Is There a Market for Hybrid Disk Drive?
It has to be proved.
By Jean Jacques Maleval | May 26, 2010 at 3:10 pmIn 2007, Samsung (SpinPoint MH80) and Seagate (Momentus 5400PSD with 256MB on flash, another one never came to market) launched the first hybrid disk drives integrating HDDs with NAND flash memory as a cache to accelerate the devices. There was not market and it was a big flop as the OSes were not able to take advantage of this new technology.
With Vista, Microsoft adds a series of drives, Readydrive, enabling to manage these hybrid units, but with poor efficiency.
That’s why Seagate decided to put directly into its new Momentus XT (see the today’s press release) a special new controller to do it in a better way and independent of any operating systems. Called Adaptive Memory and developed by its own engineers in Longmont, CO, the patent pending technology manages the flow of data between the magnetic disk and the flash memory, but only when the computer needs to read – not to write (the write goes to the drive first, then is mirrored to the solid state memory). It includes algorithms that detect the user’s profile to find the files most frequently used and then transfer them through the faster 4GB SLC flash cache.
We met Mark Wojtasiak, Seagate’s senior marketing manager, global market development, who tries to convince us by showing a lot of benchmarks. Two nice girls, each one with a notebook, one including a regular HDD, the other one with the Momentus XT, started at the same time their computer. It’s not the first time we saw this kind of marketing demo and you will see many more in the future, generally to compare HDDs and SSDs. It’s always faster with flash, of course. And here it was with the Momentus XT. Wojtasiak also said:" Our Momentus XT is faster than 10,000rpm SATA 2.5-inch WD unit."
We also add a small advantage that Seagate didn’t mention: if the magnetic disk crashes, a data recovery service could at least recover the most frequent used files in the flash memory.
Better speed with hybrid devices will depend fundamentally on the usage of the notebook. For games, it’s perfect. To boot, it’s faster. But you will see no improvement at all when writing or when the flash cache does not contain some files you wish to read because yo use them not so frequently. If the file you want to get from the disk has a size greater than 4GB, it has to be read on the magnetic platters.

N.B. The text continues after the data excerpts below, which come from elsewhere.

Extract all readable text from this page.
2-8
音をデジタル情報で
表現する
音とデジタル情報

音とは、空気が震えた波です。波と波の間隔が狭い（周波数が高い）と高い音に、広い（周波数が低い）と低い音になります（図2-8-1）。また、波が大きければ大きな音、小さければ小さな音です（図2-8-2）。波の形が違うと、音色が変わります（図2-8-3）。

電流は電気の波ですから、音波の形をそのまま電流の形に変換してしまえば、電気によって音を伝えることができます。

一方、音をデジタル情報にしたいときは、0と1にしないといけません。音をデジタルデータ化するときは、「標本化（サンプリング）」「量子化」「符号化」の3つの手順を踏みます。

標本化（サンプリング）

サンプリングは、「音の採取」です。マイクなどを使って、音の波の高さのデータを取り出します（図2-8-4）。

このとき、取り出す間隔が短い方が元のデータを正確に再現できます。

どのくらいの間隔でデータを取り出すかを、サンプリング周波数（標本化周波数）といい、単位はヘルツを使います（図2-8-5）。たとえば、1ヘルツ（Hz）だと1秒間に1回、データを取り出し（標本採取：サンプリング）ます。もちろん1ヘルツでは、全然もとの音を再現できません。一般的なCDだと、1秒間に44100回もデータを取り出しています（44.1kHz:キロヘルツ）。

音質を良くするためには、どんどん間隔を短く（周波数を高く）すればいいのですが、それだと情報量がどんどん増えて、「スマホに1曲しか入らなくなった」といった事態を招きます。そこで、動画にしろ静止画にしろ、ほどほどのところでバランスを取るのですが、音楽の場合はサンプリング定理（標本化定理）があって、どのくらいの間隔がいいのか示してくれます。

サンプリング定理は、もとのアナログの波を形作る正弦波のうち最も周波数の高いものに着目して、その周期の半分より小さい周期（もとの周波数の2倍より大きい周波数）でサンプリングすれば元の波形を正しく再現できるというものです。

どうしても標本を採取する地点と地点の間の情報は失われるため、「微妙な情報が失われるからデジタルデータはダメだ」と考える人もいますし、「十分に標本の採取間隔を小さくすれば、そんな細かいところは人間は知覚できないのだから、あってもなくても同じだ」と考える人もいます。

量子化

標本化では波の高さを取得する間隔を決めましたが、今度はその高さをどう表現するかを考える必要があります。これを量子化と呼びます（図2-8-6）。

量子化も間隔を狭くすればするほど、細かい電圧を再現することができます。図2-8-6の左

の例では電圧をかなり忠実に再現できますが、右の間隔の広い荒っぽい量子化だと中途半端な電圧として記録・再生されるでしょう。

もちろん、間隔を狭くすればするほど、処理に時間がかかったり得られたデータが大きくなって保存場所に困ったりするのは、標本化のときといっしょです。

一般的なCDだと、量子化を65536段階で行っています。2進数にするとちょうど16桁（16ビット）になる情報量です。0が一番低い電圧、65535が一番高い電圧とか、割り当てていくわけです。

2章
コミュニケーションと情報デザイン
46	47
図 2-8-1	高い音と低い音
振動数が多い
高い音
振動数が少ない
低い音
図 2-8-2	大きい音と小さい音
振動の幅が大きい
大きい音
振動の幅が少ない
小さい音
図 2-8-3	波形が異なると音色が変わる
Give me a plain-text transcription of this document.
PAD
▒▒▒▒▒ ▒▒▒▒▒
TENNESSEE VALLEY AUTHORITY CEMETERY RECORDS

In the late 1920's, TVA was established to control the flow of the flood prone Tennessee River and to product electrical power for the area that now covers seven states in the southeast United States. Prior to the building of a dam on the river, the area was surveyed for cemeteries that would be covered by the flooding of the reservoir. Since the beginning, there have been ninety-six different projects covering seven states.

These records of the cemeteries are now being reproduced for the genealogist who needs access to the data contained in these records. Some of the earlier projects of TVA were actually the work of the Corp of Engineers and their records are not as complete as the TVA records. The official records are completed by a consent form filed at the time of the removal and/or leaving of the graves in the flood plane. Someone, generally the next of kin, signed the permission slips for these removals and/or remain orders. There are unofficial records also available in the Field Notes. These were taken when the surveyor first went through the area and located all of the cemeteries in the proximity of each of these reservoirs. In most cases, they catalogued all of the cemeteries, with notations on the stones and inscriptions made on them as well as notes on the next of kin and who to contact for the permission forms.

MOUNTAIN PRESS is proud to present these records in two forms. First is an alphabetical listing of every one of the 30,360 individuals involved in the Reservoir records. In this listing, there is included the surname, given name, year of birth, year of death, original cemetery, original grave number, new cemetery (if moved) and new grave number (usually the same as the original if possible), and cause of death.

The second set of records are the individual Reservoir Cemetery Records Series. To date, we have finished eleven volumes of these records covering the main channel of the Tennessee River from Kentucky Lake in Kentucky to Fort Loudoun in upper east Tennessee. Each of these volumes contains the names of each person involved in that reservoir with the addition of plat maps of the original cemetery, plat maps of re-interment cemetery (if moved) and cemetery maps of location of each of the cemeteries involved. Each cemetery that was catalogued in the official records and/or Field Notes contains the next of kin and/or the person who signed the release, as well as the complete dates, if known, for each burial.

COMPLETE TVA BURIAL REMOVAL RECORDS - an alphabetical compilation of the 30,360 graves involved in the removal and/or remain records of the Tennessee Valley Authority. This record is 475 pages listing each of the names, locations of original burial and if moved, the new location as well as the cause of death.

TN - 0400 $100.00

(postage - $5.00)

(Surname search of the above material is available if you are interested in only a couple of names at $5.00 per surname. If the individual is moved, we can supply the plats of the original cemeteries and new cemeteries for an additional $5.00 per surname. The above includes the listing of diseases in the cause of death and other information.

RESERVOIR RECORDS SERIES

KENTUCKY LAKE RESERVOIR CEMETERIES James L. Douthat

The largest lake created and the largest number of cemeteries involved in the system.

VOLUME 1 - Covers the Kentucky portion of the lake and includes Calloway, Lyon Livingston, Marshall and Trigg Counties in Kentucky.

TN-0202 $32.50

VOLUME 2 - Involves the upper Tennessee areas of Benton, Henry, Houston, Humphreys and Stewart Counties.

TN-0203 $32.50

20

Now into the the Momentus XT, you have three tiers: 32MB DRAM, 4GB flash as caches, and 250GB, 320GB or 500GB magnetic memories. But caches are "placebo" that globally accelerate the computer, but not always. With DRAM or SSD only, the speed is permanently increased and with better reliability and lower power consumption.
You have to pay a premium to get an hybrid drive rather than a regular HDD. Seagate makes an effort to diminish the difference of the costs between both units. Here is a comparison of the prices with the company’s 7,200rpm 2.5-inch HDDs, according to Wojtasiak:
- 250GB: $60 to $70 for HDD, $113 for hybrid (+61% to +88%)
- 320GB: $70 to $80 for HDD, $122 for hybrid (+53% to 74%)
- 500GB: $90 for HDD, $156 for hybrid (+73%)
Until now, Hitachi GST and WD ignored hybrid HDDs and proved that it was a good decision. Samsung could come back and Toshiba may enter into this market with the advantage to be flash chip manufacturers.
Everybody knows that hybrid drives will be finally replaced by SSDs and will have a short life. How long? We reiterate our bet that, in five years, all the notebooks will integrate SSDs only.
Among the Seagate’s announcement, there is also the discrete release of a 2.5-inch HDD, 9.5mm high, at 750GB and 7,200rpm with 3Gb SATA. We presume that the company will sell more of these Momentus 750GB than the Momentus XT.